Pennsylvania Workers’ Compensation Case Discusses Lunchtime Injury

When someone is injured on the job, that person may be entitled to workers’ compensation benefits, provided certain requirements are in place. Many workplace injuries can be very easily connected with regular job functions, which can help workers show that they were injured while they were working.

However, there are instances where employers may contest certain injuries by saying they did not occur while on-the-job. A recent Pennsylvania case discussed a worker who was injured while at lunch.

The man, who was a professor, was meeting with a Ph.D. candidate to discuss the individual’s thesis. They would meet at a restaurant to discuss items related to the dissertation. On this particular day, they met early in the morning and planned on being at the restaurant all day.

At noon, the professor stated it was time to eat. The Ph.D. candidate went to the salad bar, and heard a loud crash. The professor had tripped over something in the restaurant, and was in great pain.

When examined by doctors, it was determined that the professor had a broken shoulder. He was not in the best of health before the injury, and the new issues eventually led to his death.

The family had requested benefits, contending that the professor’s injury happened during work. The employers contested this request, instead saying that the injury occurred off of their premises during an employee’s lunch break.

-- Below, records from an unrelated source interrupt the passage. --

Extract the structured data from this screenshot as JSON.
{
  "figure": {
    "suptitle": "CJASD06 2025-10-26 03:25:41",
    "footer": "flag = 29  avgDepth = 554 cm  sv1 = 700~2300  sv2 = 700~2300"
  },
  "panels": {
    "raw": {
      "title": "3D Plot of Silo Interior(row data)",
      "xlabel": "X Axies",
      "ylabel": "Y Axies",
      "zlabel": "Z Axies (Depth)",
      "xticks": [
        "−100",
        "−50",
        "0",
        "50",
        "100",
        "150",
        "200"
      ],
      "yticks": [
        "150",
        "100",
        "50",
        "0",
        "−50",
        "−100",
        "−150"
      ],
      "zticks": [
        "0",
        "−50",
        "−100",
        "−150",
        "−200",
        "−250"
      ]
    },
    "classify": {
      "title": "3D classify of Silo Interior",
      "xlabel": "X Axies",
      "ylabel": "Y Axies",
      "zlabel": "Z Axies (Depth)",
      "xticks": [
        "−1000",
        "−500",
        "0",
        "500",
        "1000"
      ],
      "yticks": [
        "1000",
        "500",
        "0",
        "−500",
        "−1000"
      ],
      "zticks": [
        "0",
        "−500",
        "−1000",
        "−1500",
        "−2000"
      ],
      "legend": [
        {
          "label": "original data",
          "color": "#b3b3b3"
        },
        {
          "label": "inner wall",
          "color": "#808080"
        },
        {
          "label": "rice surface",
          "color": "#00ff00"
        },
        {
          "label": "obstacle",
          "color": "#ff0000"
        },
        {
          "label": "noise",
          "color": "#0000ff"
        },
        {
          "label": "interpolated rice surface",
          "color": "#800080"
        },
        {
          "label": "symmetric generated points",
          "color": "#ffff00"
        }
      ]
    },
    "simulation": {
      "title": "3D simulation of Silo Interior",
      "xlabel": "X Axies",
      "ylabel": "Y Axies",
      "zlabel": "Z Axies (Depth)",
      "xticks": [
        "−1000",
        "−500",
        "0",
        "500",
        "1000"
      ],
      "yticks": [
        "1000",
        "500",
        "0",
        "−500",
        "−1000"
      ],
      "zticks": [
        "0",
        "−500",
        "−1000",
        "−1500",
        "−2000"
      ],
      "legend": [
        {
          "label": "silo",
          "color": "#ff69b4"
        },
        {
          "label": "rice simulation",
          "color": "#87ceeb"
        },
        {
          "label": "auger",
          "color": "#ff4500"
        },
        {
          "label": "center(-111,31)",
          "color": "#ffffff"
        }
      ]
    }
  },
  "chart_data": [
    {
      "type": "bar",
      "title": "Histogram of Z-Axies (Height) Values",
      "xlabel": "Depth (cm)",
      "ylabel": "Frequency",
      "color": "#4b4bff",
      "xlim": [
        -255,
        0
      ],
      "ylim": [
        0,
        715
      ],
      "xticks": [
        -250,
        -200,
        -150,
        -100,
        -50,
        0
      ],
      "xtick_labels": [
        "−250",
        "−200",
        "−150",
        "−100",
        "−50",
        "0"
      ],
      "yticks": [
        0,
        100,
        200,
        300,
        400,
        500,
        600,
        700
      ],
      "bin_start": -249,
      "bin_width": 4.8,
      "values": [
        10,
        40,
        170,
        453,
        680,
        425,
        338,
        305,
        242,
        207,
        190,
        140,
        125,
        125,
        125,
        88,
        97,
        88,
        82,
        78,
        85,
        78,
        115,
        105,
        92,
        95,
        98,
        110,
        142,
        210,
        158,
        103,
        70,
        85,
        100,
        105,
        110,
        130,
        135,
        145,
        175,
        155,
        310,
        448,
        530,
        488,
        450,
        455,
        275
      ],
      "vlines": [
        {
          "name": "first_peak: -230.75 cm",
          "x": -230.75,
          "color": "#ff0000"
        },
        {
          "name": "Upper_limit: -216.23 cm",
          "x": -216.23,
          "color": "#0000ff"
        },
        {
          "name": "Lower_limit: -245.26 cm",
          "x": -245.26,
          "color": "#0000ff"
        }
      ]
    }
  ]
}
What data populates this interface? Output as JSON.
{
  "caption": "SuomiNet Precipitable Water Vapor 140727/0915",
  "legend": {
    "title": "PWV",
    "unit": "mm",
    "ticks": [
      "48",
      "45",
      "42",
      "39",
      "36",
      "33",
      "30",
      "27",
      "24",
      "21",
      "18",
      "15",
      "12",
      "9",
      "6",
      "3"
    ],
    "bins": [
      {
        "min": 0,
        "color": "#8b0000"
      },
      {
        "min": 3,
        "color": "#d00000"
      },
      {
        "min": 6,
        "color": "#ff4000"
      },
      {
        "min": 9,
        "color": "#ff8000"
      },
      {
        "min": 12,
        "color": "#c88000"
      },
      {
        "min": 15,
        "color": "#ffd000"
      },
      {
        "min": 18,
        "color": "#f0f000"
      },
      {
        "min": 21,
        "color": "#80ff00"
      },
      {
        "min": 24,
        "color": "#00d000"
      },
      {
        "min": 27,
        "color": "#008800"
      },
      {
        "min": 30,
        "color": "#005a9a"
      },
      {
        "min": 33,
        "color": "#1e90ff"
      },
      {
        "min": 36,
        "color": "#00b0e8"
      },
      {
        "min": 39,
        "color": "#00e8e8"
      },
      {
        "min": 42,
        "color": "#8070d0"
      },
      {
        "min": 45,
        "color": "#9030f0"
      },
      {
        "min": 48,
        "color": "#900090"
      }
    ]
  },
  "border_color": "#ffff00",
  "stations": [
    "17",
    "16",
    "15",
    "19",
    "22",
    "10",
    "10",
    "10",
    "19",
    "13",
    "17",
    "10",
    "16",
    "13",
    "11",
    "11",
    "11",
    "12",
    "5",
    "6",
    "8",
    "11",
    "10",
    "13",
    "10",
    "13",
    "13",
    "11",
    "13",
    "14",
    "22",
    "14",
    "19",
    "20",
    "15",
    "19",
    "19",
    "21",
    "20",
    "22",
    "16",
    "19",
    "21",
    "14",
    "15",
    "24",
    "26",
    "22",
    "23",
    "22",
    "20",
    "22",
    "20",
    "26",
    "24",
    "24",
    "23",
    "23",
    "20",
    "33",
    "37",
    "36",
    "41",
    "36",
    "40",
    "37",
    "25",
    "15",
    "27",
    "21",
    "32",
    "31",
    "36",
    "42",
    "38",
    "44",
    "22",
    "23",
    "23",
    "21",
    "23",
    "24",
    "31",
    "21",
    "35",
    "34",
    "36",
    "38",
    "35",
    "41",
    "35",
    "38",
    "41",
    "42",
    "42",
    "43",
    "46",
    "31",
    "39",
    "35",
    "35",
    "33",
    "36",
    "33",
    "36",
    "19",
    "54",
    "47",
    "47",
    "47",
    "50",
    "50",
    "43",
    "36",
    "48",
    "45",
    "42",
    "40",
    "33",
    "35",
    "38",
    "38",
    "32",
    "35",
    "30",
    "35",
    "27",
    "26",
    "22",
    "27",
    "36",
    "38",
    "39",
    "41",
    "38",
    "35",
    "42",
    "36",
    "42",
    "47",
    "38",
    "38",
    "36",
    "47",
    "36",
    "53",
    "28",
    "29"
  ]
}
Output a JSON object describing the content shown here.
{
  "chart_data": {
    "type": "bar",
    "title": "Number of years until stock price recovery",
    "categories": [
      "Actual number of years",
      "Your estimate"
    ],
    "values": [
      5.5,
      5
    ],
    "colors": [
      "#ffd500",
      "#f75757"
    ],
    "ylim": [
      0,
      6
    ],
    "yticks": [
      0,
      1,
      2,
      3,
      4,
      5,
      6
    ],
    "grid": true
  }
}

The court determined that the man’s injury happened during the course of employment, and therefore, it must review whether the injuries that resulted contributed to his death. A doctor that testified at trial explained that the man’s poor health took a turn for the worse when the broken shoulder occurred. It led to increased stress, which caused vital organs to fail.

Not every lunchtime injury will be eligible for benefits. Each situation is different, and it will be important to discuss the facts of each injury to know the options that may be available.